Will the NHS Survive in England?

Can England’s NHS Survive? Mixed Reviews and Reactions
Some critics have suggested the NHS faces a crisis that only be resolved by altering the fundamental principles of which  it was founded – provision of funding from general taxation, with care being free at the point of care.
Nicholas Butler, MD, Department of Health Services Research and Policy, London School of Halth Servics Rsearch and Policy, London School of Hygiene and Tropical Medicine,  New England Journal of Medicine,  July 4, 2013
It sounds odd, doesn’t it?  Questioning whether the NHS, the U.K.s wildly ropular 65 year old universal health program will survive.  It’s a little like questioning whether Medicare, also wildly popular, will survive.
That’s why I found three articles in the July 4 New England Journal of Medicine, so fascinating.
·         In the first, Nicholas Black, MD, asks how England can possibly cope with public austerity with no growth in NHS expenditures and administrative reorganization.  It is trying to do so by: 1)handing over NHS administration from nonclinical managers to general practitioners; 2) reducing staff pay, while increasing productivity; 3) coping with a lack of managerial capacity, while training GPs to feel comfortable with rationing care and reducing funds to their local hospitals. It’s a tough trick, and it isn’t going well.  Yet Dr. Black is optimistic because 1) “enterprising” clinicians, managers, and politicians are learning to work together; 2) the public remains enthusiastic over the NHS;  3) innovation is underway by bringing health care and social services under one budget.

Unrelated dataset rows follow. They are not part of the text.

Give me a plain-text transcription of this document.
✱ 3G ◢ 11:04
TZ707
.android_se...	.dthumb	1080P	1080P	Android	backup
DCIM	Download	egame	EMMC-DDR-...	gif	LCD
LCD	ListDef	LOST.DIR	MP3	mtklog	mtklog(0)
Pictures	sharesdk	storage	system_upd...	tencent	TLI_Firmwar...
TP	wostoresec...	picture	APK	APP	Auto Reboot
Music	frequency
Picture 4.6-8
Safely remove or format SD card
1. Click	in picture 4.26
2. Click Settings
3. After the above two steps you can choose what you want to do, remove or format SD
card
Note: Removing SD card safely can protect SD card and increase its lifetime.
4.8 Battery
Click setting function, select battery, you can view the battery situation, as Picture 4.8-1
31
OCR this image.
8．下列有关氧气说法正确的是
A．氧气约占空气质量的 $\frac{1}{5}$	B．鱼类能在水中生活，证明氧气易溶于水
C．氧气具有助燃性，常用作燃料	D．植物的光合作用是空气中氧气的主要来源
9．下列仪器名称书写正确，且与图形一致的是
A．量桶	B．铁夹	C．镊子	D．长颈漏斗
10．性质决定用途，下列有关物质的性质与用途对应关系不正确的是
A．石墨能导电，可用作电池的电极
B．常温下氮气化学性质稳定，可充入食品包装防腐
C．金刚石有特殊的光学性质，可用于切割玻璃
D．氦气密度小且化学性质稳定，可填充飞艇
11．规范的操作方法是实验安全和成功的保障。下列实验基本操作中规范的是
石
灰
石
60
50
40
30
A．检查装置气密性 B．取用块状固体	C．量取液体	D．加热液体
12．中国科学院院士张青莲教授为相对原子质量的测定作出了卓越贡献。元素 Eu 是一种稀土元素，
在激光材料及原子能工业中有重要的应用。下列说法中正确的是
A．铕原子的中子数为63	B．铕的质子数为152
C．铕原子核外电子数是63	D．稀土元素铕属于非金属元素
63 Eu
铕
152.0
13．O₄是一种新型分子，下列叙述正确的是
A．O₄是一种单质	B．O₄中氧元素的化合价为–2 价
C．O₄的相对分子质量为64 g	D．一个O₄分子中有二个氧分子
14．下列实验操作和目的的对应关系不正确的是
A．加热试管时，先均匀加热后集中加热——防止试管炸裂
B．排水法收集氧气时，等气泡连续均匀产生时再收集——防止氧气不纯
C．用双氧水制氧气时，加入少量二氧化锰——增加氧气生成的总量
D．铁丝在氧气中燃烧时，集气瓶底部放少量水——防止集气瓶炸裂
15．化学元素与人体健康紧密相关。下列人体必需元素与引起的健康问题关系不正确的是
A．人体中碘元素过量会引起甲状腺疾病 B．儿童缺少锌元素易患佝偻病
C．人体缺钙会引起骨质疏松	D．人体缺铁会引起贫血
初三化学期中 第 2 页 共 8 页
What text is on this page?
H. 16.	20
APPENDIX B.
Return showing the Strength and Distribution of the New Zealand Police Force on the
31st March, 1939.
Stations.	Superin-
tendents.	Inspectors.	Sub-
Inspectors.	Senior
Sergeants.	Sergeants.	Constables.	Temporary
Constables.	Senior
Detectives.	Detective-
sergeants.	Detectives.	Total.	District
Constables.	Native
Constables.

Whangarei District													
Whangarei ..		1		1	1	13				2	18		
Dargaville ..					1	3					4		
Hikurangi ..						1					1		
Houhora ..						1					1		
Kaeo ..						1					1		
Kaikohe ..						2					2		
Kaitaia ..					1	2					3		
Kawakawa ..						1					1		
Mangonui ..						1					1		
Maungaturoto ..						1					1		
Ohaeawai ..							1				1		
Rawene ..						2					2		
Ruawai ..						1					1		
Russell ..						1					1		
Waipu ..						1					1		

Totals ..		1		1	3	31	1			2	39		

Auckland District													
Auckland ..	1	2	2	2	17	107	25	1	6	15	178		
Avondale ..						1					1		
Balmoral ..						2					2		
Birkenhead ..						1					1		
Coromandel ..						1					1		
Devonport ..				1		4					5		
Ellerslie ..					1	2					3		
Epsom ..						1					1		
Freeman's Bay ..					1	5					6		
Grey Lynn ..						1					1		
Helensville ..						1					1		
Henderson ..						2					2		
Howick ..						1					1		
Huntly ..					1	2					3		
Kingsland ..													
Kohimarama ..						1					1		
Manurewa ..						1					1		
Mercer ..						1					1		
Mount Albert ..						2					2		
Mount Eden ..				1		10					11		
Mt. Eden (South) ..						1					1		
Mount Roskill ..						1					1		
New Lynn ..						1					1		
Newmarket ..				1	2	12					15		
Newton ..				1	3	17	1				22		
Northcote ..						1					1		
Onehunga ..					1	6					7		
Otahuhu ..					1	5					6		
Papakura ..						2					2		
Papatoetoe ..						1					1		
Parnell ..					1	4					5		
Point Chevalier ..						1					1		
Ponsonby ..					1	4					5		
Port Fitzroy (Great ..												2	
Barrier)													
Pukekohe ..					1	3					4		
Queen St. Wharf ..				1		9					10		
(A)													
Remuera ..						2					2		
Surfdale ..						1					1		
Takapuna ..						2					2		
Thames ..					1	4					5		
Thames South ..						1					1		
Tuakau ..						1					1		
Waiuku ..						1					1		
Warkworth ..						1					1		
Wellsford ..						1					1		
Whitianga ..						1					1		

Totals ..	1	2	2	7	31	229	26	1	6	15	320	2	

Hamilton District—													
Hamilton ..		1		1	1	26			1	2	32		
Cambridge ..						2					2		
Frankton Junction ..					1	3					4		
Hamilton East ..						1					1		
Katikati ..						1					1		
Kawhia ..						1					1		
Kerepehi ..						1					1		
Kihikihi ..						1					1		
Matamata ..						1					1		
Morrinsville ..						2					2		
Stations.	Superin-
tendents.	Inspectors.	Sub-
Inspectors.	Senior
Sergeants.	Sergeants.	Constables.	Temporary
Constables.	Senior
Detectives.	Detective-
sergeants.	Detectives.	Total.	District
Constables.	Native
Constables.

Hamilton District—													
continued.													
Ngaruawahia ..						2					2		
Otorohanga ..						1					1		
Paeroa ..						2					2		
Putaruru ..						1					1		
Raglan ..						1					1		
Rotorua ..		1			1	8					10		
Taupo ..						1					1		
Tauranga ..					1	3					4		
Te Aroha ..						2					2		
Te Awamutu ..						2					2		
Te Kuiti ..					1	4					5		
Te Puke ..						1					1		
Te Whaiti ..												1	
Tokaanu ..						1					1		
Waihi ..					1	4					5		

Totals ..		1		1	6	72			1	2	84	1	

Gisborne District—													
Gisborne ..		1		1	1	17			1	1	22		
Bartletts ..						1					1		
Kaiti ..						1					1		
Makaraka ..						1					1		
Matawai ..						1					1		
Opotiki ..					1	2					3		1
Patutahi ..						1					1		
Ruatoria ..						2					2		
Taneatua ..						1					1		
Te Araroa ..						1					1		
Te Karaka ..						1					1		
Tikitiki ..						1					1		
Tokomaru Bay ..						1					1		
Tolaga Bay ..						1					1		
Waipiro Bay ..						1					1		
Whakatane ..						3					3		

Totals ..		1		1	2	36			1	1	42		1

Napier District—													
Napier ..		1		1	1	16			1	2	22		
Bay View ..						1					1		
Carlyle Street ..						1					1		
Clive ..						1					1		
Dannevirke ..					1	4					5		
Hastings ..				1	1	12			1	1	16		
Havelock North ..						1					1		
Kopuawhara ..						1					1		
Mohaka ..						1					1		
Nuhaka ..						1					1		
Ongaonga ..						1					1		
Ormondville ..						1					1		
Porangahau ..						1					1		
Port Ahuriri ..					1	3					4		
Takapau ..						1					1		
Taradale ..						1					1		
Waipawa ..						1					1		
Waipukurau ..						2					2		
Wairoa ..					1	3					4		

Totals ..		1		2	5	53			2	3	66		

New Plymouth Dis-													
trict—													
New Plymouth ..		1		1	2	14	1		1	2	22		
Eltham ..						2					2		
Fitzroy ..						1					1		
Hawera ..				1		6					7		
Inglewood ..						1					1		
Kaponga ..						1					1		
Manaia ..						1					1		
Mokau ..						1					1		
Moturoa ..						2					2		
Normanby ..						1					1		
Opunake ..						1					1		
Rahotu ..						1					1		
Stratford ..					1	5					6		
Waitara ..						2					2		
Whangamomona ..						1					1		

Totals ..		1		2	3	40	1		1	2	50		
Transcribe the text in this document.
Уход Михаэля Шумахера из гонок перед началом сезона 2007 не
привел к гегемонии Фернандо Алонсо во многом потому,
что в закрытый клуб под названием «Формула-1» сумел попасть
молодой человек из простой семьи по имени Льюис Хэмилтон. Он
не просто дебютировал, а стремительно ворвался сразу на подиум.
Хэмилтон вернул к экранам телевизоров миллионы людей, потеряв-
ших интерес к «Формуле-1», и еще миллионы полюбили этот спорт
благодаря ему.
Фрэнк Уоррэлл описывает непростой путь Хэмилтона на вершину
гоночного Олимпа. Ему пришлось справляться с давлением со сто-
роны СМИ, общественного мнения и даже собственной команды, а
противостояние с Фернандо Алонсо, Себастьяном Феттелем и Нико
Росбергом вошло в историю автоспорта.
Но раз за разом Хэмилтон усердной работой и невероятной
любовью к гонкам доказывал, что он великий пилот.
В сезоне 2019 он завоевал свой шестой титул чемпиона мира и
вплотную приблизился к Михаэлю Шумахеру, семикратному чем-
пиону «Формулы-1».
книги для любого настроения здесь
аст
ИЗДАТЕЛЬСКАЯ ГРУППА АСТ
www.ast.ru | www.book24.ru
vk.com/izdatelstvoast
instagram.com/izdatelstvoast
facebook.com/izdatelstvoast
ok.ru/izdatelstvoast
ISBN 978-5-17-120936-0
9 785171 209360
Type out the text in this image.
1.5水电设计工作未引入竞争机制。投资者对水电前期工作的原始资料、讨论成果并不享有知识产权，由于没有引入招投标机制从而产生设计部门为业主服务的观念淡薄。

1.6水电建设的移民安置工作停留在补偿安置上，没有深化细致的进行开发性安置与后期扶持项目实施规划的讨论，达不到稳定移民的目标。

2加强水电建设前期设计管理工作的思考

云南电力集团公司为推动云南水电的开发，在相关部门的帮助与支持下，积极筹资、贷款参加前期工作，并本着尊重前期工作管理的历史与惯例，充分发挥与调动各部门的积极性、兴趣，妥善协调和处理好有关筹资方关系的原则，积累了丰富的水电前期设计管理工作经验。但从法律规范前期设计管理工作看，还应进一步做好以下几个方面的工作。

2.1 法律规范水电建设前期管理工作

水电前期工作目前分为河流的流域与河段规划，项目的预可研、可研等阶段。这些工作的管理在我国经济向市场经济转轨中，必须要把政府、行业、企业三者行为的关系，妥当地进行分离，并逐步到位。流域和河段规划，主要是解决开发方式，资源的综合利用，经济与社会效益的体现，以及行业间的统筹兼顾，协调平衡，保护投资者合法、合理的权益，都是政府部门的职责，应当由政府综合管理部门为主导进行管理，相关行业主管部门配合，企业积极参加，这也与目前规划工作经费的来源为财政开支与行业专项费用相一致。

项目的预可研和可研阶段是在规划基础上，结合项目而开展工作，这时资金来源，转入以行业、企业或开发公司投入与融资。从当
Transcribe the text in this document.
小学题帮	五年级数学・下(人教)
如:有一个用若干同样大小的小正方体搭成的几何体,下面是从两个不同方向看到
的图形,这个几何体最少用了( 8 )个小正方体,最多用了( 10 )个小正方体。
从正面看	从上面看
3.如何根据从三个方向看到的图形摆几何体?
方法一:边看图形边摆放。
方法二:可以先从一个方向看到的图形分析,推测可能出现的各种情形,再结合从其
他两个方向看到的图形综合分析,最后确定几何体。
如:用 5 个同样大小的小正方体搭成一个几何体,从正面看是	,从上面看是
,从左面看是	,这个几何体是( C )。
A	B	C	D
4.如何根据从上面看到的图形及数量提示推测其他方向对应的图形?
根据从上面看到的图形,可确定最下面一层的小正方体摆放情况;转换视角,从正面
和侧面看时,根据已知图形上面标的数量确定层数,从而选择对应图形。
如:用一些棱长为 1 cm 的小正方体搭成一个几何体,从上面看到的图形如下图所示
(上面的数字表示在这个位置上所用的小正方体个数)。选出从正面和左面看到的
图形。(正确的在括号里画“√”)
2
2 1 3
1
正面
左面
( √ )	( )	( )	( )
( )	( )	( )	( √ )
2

·         The second article, “NICE: Moving Onward” is by Micahel Rawlins, MD, chairman of NICE from 1999-2013.   NICE stands for the National Institute for Clinical Excellence.  Rawlins is a NICE enthusiast, who believes NICE helps assure care that meets the highest possible standards. It does this through the collaborative efforts of citizens,  doctors, policy makers, and managers, and other health professionals working together to establish guidance programs, setting performance standards backed by metrics, and offering information services based on the latest evidence available.   Rawlins is particularly sanguine over the intergration of health care and social services under one budget.   Rawlins is pessimistic that the U.S. has the “political will” to set the priorities to make universal health care possible in the U.S.

·         The third article “From Imaging Gatekeeper to Service-Provider: A Transatlantic Journey,”is by Saurabh Jha, MB, MS, an English surgeon who came to the U.S. for a residency in diagnositic radiology.  He expresses amazement that U.s. radiologists perform imaging studies without challenging or denying clinicians who ordered the imaging.  In the U.K, radiologist are called “Dr.No,” because, more often not, they deny request for imaging for lack of clinical evidence.  He says U.S radiologists have no sense of limited resources and opportunity costs. The biggest obstacle to imaging overuse, he asserts, is the “service provision mindset,” i.e radiologists don’t want to displease referring physicians for fear they might refer elsewhere.   The solution, says Dr. JHa, is for radiologists to serve as imaging gatekeepers by “moving to the center” to teach clinicians when and when not to order. Otherwise, he maintains outside forces will cause the decline of imaging. Ja concludes, “Radiologists must decide whether to greet the ebb of imaging passively or by stepping forward to captain and manage a rational decline.”

My reaction to these articles?   The United States is not England.  We have a different culture.  We do not share the same stoicism towards disease.  We believe in our medical machines.   We  expect access to the best in technology.  We do not shre the same reverence for central planning or government.  We expect our doctors to cooperate, not challenge each other.  Our reimbursement incentives differ.  We have different legal systems with different incentives and disincentives.  We do not have the  same blind belief in the value of universal coverage as a common good for everyone.

Tweet:   Can the NHS survive in England? Can Obamacare survive in America?  Will the two nations adopt similar survival tactics?  I think not.